It didn't take much to fall in love with Teena Marie's music.
She was a natural soul performer who swam upstream to find her success in the (then) segregated music industry.
And she was no autotune diva, Teena Marie was a White girl with rhythm and blues in her bones--and her very first label, Motown, was uncomfortable with that.
The dilemma was understandable: how would the (primarily Black) Motown audience react to a White woman performing R&B? Motown released Teena Marie's first album, Wild and Peaceful, (1979), a collaboration with her mentor Rick James, without her photo on the cover?
Of course fans assumed that she was Black; nevertheless, Teena Marie's Motown audience welcomed her, and stayed with her, even after discovering she was not. She revolutionized the perception of White female singers--they can, too, perform soul music.
Teena Marie revolutionized the music business as well.
In 1976, Teena signed with labels Motown and Jobete, as a performer and songwriter. Each contract carried the option to renew annually for six years. Before she signed the contracts, Teena Marie was a 19-year-old local, unknown performer. During that contractual period, Teena Marie churned out four successful albums for Motown, and scored a gold record, It Must Be Magic, that sold more than 400,000 copies.

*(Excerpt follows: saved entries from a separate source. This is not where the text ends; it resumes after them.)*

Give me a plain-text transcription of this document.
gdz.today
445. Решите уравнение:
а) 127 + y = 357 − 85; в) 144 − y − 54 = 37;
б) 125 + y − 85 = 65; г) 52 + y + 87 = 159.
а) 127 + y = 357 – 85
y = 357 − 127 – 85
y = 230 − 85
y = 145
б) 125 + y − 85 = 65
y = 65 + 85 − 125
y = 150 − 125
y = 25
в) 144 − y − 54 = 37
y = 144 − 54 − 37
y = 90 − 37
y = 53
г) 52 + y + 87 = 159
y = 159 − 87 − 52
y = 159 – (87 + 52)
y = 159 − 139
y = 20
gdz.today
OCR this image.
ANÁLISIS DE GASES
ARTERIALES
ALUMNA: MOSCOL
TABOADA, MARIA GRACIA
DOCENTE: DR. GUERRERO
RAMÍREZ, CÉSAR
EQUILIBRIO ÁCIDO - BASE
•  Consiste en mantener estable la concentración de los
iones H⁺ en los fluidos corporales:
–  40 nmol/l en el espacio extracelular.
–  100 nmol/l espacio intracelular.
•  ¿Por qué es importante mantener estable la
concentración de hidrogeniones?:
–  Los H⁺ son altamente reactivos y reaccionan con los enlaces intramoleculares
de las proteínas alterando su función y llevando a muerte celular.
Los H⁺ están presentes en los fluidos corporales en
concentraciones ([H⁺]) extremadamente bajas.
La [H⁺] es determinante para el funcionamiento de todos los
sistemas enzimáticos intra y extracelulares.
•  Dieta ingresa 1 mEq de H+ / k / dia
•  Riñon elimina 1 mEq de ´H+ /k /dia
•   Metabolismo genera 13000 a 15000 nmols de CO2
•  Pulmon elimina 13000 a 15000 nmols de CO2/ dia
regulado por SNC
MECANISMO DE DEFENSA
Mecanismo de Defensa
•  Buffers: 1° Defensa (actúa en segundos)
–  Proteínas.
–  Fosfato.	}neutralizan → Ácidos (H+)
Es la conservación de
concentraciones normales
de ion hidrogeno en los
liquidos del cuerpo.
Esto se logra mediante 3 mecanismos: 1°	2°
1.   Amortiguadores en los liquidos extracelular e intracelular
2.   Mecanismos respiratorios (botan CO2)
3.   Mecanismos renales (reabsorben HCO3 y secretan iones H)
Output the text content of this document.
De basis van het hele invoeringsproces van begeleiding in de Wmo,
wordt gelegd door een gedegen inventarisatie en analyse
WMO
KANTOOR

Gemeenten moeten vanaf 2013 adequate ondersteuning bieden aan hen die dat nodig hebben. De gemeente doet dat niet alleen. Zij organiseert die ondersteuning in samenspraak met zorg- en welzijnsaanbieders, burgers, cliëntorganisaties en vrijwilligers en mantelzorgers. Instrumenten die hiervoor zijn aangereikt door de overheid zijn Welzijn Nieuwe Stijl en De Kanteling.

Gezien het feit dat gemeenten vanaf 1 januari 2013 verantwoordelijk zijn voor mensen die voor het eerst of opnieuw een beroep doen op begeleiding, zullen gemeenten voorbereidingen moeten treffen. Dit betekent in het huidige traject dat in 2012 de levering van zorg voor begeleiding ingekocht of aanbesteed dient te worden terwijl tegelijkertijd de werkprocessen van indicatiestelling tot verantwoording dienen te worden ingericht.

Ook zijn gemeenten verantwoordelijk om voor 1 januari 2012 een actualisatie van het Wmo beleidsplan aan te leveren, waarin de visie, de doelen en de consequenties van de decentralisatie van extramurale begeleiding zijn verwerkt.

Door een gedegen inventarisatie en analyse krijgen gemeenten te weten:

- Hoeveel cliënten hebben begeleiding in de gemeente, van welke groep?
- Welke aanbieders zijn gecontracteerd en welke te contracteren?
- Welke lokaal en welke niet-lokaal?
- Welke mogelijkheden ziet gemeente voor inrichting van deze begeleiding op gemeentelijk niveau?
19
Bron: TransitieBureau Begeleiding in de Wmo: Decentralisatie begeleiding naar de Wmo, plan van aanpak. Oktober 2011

Enter the sixth and final year of the contracts and Teena Marie wanted to explore her options with another label. Here's what went down, according to the appeal:
In May 1982, Teena Marie informed Motown and Jobete she would no longer perform under the contracts and gave a written notice of recision. In August 1982, Motown and Jobete sued Teena Marie for breach of contract and injunctive and declaratory relief, among other things. The following month, more than six years after she began performing under the contracts, Motown and Jobete exercised their options to pay Teena Marie at the rate of $6,000 per year. In November 1982, Teena Marie informed Motown and Jobete she had signed a recording contract with another company and intended to commence performing for that company later in the month. Motown and Jobete sought a preliminary injunction under the exclusivity clauses of their contracts to prevent Teena Marie from performing services for another employer until her contracts with them expired in 1983.
The trial court restrained Teena Marie from performing as a singer or songwriter for anyone other than Motown and Jobete until April 9, 1983, the purported expiration date of her contracts.
Teena Marie appealed and the courts declared it was illegal for labels to keep artists contractually bound and refuse to release their work. The law, the Brockert Initiative, was named after Teena, whose legal name was Tina Marie Brockert.
Tina Marie received her big break in showbiz as a child guest star on The Beverly Hillbillies, made her mark in the music industry, and won a landmark case for artists to earn a living doing what they loved.
Teena Marie, much like the Average White Band, Hall & Oates, Queen, Christina Aguilera and so many other non-Black musicians who successfully crossed over to traditional Black music genres, challenge the very notion of race-defined musical talent. Perhaps the bigger lesson of blue-eyed soul is that music is the great equalizer, and it belongs to the human race.
And on that note, Teena Marie was a talented soul sister who won't be forgotten.